December 31, 2006
Conference Paper

Information-Based Development of New Radiation Detectors

Abstract

With our present concern for a secure environment, the development of new radiation detection materials has focused on the capability of identifying potential radiation sources at increased sensitivity levels. As the initial framework for a materials-informatics approach to radiation detection materials, we have explored the use of both supervised (Support Vector Machines – SVM and Linear Discriminant Analysis – LDA) and unsupervised (Principal Component Analysis – PCA) learning methods for the development of structural signature models. Application of these methods yields complementary results, both of which are necessary to reduce parameter space and variable degeneracy. Using a crystal structure classification test, the use of the nonlinear SVM significantly increases predictive performance, suggesting trade-offs between smaller descriptor spaces and simpler linear models.

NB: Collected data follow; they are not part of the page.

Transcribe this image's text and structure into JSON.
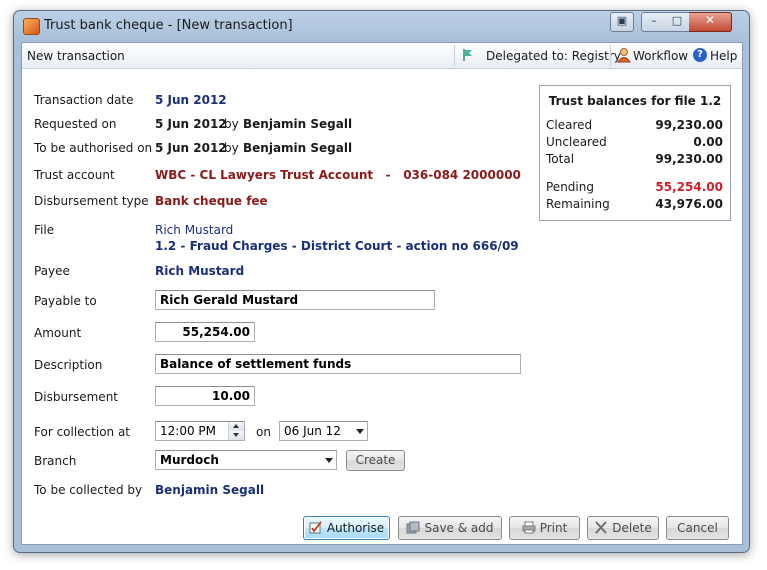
{
  "window": {
    "title": "Trust bank cheque - [New transaction]"
  },
  "toolbar": {
    "title": "New transaction",
    "delegated": "Delegated to: Registry",
    "workflow": "Workflow",
    "help": "Help"
  },
  "form": {
    "transaction_date": {
      "label": "Transaction date",
      "value": "5 Jun 2012"
    },
    "requested_on": {
      "label": "Requested on",
      "date": "5 Jun 2012",
      "by": "by",
      "name": "Benjamin Segall"
    },
    "to_be_authorised_on": {
      "label": "To be authorised on",
      "date": "5 Jun 2012",
      "by": "by",
      "name": "Benjamin Segall"
    },
    "trust_account": {
      "label": "Trust account",
      "value": "WBC - CL Lawyers Trust Account   -   036-084 2000000"
    },
    "disbursement_type": {
      "label": "Disbursement type",
      "value": "Bank cheque fee"
    },
    "file": {
      "label": "File",
      "client": "Rich Mustard",
      "matter": "1.2 - Fraud Charges - District Court - action no 666/09"
    },
    "payee": {
      "label": "Payee",
      "value": "Rich Mustard"
    },
    "payable_to": {
      "label": "Payable to",
      "value": "Rich Gerald Mustard"
    },
    "amount": {
      "label": "Amount",
      "value": "55,254.00"
    },
    "description": {
      "label": "Description",
      "value": "Balance of settlement funds"
    },
    "disbursement": {
      "label": "Disbursement",
      "value": "10.00"
    },
    "for_collection_at": {
      "label": "For collection at",
      "time": "12:00 PM",
      "on": "on",
      "date": "06 Jun 12"
    },
    "branch": {
      "label": "Branch",
      "value": "Murdoch",
      "create": "Create"
    },
    "collected_by": {
      "label": "To be collected by",
      "value": "Benjamin Segall"
    }
  },
  "balances": {
    "title": "Trust balances for file 1.2",
    "cleared": {
      "label": "Cleared",
      "value": "99,230.00"
    },
    "uncleared": {
      "label": "Uncleared",
      "value": "0.00"
    },
    "total": {
      "label": "Total",
      "value": "99,230.00"
    },
    "pending": {
      "label": "Pending",
      "value": "55,254.00"
    },
    "remaining": {
      "label": "Remaining",
      "value": "43,976.00"
    }
  },
  "buttons": {
    "authorise": "Authorise",
    "save_add": "Save & add",
    "print": "Print",
    "delete": "Delete",
    "cancel": "Cancel"
  },
  "colors": {
    "value_blue": "#1a2f7a",
    "account_red": "#8b1a1a",
    "pending_red": "#d0202a",
    "window_frame": "#a9c0da"
  }
}
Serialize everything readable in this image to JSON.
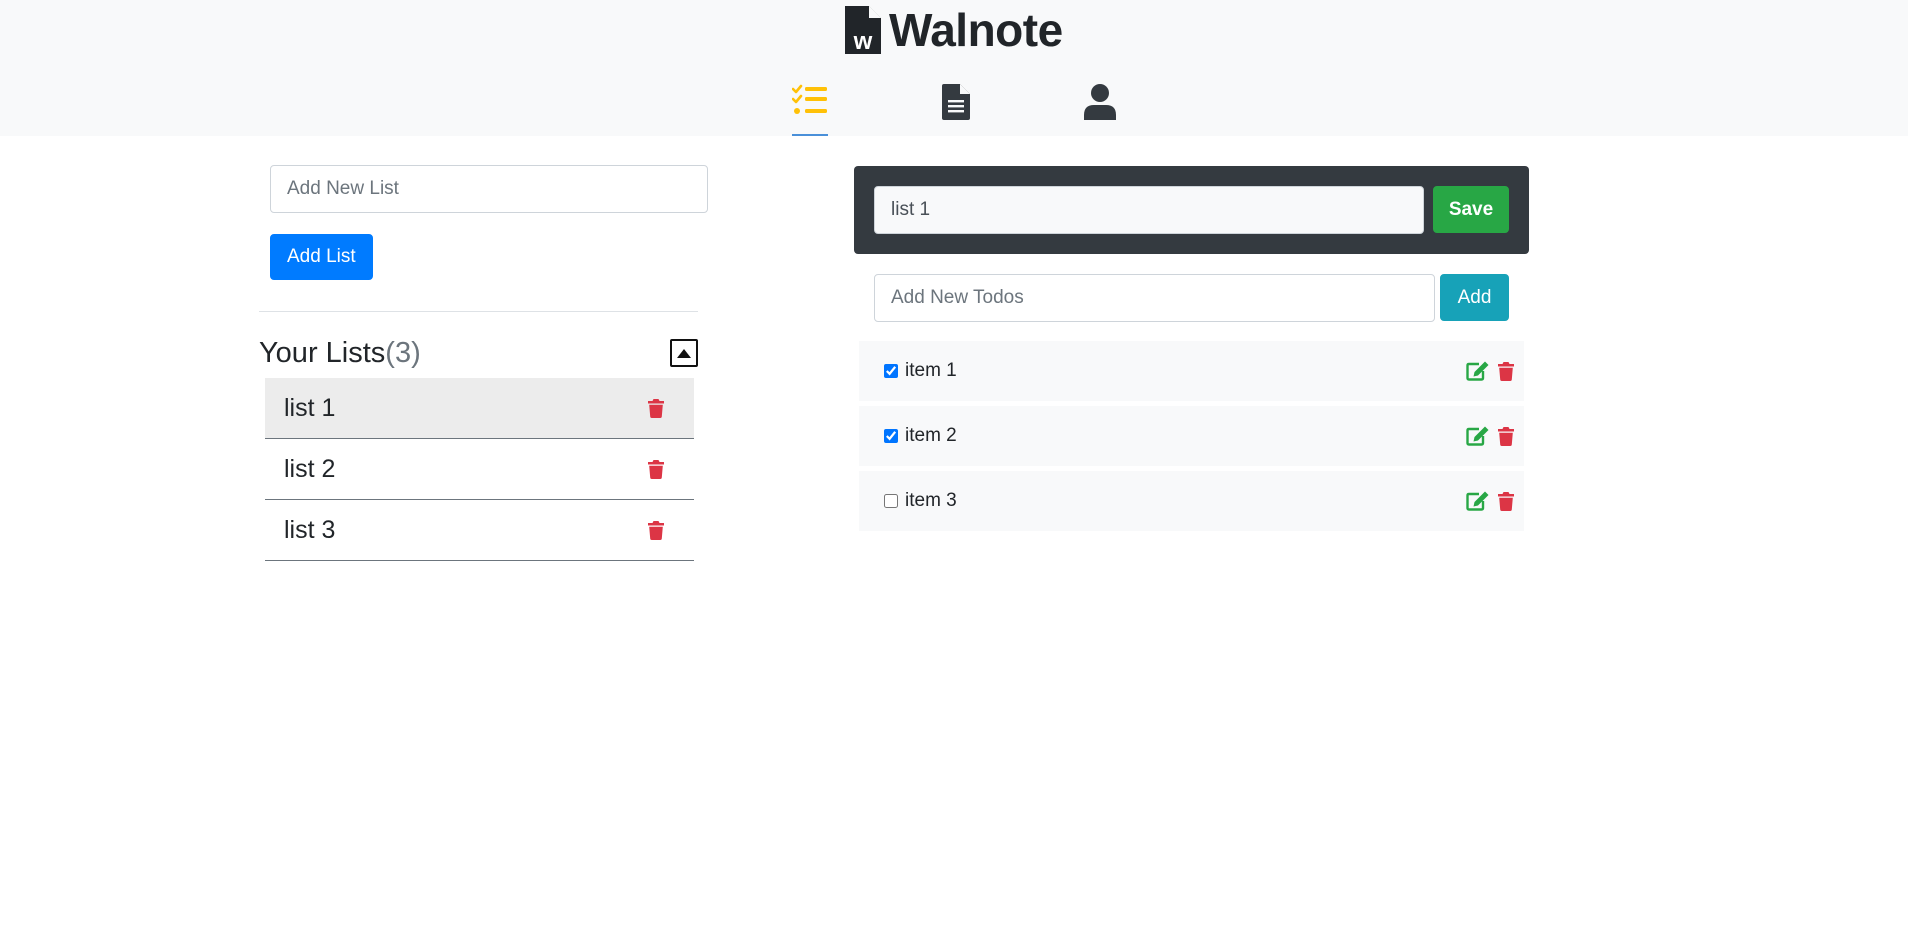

Revised: February 11, 2009 | Published: December 31, 2006

Citation

Ferris K.F., B.M. Webb-Robertson, and D.M. Jones. 2006. Information-Based Development of New Radiation Detectors. In Materials Research Society Symposium Proceedings: Combinatorial Methods and Informatics in Materials Science, edited by MJ Fasolka, et al, 894. Warrendale, Pennsylvania:Materials Research Society. PNNL-SA-47703.